By Geoffrey Cook, Muslim Media News Service (MMNS)

Berkeley–Two months ago from the day of this important public talk below at Berkeley in the form of a Q and A discussion, I find myself finally writing this article down. (The subtitle of this article is the title of his recently published book.) Zinni has become the most critical (former) brass on the Iraq War. As the Commander of Central Command (CENTCOM) from 1997-2000, the retired Marine Corps General was the chief liaison between the American Armed forces and those in the Islamic World.

Concerning the Iraqi Liberation Act that the United States Congress voted in and was signed by our president under pressure of the future corrupt President Chalabi of Mesopotamia before the War, Zinni commented that “I [viewed this] as a step… into… something…we would regret…” Also, the collapse of the U.S.S.R (the Union of Socialist Soviet Republics) “…encouraged the raise of instability…” internationally.

“The Islamic world…[is] now undergoing a tremendous transition…They’re trying to observe modernity…and see [from it] what they can benefit…but…[at the same time won’t] compromise their beliefs…” We should not impose our customs over theirs. We win hearts and minds by understanding the culture of those who could oppose us. “The military is well aware of this now.” Serving generals and colonels in Iraq are currently saying there is not a martial solution to this war in the Middle East.

Regarding mediation, “If you don’t have the depths of [cultural] understanding …then you’re less effective…to bring them [the parties]…toward…resolution…”

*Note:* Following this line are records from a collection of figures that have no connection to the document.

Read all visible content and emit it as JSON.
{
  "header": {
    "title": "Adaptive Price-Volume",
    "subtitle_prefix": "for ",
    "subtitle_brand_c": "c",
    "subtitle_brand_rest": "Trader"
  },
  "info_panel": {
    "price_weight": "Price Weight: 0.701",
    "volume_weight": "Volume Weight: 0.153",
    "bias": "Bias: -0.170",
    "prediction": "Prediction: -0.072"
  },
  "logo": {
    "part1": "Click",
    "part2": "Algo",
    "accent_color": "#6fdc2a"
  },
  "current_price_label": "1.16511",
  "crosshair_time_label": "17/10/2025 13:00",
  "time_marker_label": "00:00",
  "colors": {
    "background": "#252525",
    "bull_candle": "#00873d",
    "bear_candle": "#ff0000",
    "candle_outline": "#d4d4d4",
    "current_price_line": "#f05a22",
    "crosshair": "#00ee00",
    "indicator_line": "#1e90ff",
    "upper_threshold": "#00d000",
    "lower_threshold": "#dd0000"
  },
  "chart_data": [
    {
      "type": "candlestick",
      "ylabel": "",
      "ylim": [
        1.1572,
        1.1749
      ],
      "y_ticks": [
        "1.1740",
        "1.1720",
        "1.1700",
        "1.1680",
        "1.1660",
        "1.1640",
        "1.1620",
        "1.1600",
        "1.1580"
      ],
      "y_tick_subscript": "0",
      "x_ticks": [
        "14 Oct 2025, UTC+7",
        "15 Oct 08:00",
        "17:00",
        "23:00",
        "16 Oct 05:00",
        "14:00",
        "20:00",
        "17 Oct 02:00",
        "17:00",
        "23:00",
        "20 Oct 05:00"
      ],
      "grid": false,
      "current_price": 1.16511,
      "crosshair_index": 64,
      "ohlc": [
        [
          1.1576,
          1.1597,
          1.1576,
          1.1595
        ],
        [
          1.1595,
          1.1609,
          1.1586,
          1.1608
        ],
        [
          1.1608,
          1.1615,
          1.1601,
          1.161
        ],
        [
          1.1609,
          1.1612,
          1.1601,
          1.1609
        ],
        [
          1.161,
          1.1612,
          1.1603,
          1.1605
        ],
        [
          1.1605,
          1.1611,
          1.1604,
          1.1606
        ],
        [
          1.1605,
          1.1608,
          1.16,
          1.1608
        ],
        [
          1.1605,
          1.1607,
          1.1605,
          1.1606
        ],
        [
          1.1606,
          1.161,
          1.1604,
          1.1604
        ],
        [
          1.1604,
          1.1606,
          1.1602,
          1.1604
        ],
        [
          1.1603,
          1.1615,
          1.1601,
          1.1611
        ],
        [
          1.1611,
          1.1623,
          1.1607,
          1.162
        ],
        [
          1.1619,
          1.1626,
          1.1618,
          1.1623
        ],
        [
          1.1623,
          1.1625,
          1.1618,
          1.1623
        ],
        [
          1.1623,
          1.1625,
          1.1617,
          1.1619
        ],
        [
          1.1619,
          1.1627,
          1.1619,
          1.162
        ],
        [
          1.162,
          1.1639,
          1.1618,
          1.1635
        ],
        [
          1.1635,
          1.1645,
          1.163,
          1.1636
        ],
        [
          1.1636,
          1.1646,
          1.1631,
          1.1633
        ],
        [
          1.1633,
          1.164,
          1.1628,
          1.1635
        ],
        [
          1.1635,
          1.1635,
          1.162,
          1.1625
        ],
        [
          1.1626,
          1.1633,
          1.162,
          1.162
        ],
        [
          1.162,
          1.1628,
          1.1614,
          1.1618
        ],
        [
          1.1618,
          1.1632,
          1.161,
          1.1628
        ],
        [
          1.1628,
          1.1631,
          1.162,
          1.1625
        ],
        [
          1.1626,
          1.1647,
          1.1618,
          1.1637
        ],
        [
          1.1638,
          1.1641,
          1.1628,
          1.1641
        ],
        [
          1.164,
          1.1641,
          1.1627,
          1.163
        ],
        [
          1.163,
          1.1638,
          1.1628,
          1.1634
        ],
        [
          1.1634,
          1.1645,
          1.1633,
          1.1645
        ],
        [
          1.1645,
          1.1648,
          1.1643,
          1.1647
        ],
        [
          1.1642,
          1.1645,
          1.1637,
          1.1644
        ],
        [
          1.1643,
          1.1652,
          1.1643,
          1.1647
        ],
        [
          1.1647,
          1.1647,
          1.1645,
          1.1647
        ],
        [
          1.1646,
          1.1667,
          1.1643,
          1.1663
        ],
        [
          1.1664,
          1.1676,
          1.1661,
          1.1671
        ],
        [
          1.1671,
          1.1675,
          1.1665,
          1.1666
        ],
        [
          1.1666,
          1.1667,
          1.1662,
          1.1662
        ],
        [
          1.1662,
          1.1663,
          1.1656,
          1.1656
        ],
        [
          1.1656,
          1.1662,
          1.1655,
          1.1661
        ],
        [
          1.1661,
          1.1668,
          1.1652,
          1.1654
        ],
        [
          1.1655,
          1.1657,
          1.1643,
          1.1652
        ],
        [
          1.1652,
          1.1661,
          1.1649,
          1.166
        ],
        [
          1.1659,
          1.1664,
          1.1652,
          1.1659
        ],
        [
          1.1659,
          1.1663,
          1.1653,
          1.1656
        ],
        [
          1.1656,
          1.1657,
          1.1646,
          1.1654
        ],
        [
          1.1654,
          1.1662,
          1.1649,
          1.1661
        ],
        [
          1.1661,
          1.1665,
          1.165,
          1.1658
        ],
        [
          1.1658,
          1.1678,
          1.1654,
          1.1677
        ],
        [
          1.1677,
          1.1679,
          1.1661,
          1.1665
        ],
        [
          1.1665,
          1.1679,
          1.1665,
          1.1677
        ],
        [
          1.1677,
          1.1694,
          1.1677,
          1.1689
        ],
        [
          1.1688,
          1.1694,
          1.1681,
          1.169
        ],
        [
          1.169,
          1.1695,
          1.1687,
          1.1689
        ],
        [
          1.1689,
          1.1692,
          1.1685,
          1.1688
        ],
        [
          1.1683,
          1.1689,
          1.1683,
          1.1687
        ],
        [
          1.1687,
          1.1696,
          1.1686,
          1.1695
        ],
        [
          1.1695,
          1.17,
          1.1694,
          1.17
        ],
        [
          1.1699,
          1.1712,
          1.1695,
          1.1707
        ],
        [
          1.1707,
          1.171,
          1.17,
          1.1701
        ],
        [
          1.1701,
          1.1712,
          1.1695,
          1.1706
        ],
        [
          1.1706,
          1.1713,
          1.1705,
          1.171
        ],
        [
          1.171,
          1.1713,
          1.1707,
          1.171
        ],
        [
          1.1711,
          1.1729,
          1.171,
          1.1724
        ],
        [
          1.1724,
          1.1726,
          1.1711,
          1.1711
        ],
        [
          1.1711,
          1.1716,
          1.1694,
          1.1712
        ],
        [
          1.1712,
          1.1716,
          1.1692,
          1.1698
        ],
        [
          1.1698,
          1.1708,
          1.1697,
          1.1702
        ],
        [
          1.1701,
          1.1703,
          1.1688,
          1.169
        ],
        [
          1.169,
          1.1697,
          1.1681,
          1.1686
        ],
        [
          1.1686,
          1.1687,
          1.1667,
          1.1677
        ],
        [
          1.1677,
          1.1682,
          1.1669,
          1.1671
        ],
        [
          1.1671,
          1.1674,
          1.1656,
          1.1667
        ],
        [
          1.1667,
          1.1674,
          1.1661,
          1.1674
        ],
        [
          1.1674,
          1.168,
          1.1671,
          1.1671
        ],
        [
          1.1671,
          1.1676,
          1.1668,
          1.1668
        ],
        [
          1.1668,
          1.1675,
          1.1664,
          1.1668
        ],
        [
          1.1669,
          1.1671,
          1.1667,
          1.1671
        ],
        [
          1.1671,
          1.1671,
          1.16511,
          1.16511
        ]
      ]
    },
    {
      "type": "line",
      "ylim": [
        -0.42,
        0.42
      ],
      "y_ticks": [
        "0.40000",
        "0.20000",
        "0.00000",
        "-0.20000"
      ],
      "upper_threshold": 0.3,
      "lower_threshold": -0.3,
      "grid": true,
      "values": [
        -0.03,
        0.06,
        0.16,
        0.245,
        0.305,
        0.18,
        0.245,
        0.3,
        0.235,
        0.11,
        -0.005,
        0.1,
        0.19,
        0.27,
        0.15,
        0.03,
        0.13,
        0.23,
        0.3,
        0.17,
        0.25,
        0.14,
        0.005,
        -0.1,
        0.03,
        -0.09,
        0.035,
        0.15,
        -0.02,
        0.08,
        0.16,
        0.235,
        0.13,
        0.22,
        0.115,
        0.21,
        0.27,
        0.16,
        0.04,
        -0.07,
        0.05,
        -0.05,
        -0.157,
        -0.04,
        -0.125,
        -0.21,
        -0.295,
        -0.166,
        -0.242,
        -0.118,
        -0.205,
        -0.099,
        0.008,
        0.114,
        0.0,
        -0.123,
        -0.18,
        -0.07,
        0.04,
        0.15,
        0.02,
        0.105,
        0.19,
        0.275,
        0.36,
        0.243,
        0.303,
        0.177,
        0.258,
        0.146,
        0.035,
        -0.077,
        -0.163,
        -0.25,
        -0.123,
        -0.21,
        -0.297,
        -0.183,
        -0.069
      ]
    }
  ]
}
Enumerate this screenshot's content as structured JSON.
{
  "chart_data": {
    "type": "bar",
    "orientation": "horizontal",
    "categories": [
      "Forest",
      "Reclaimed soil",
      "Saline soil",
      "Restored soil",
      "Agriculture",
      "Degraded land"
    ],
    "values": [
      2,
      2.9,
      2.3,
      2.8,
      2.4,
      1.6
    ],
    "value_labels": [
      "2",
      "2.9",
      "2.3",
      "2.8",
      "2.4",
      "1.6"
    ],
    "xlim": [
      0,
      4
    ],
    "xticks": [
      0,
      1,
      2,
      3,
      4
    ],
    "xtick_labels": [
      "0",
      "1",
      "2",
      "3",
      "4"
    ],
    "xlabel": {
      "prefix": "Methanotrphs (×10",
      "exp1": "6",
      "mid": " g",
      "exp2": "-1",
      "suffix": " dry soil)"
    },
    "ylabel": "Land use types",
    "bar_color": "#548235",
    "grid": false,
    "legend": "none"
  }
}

The general bluntly alleged, “…the military is not the…answer…” Regarding World War II, “…the real victory came in reconstruction…” which Bush’s War has utterly failed to do. In Iraq, the military was left to fill in for Bremer’s [the first American Chief Administrator in Baghdad’s] failures. “…[If] we become the instruments of …change…[it] may be more than we want our military to do…” Iraq is a bad example, but other instances may be more humanitarian. [Kosovo, for instance.]

The Administration “…began by calling this the War on Terrorism. We declared a war on a tactic. It doesn’t make sense!” Thinking at a tactical level makes you fight at that level. Bin Laden’s strength comes from the support of angry young men. Their fury approaches from the impoverishment within their society. Now, Osama’s organization is an ideology. “If you don’t get the context …you can’t overcome it!”

We have not articulated a contemporary strategy to our citizens, and, therefore, we are still in the mentality of the Cold War. “There’s nothing…in our government that has…a long-term perspective…we have failed…” in that.

“The [G.W] Bush Administration…[was] misguided by the unilateral approach and the…military as the lead element…In Iraq we had a war plan…than the…hip-pocket ineffective one…the flaw[ed one dominated]…We didn’t have a reconstruction plan…Part of the problem is…politics…and [the] political leaders…” Unfortunately, politics is short-termed. “The first problem of political leadership is politics [itself].”

“…[It’s comes] down to the reason [the Iraq War]…[has] reduced our image in…people’s eyes…Yet, Our…purpose is…[still] to build…global institutions!”
In the Middle East, the General is continually told that we don’t hate Americans, but “we…hate your policies!”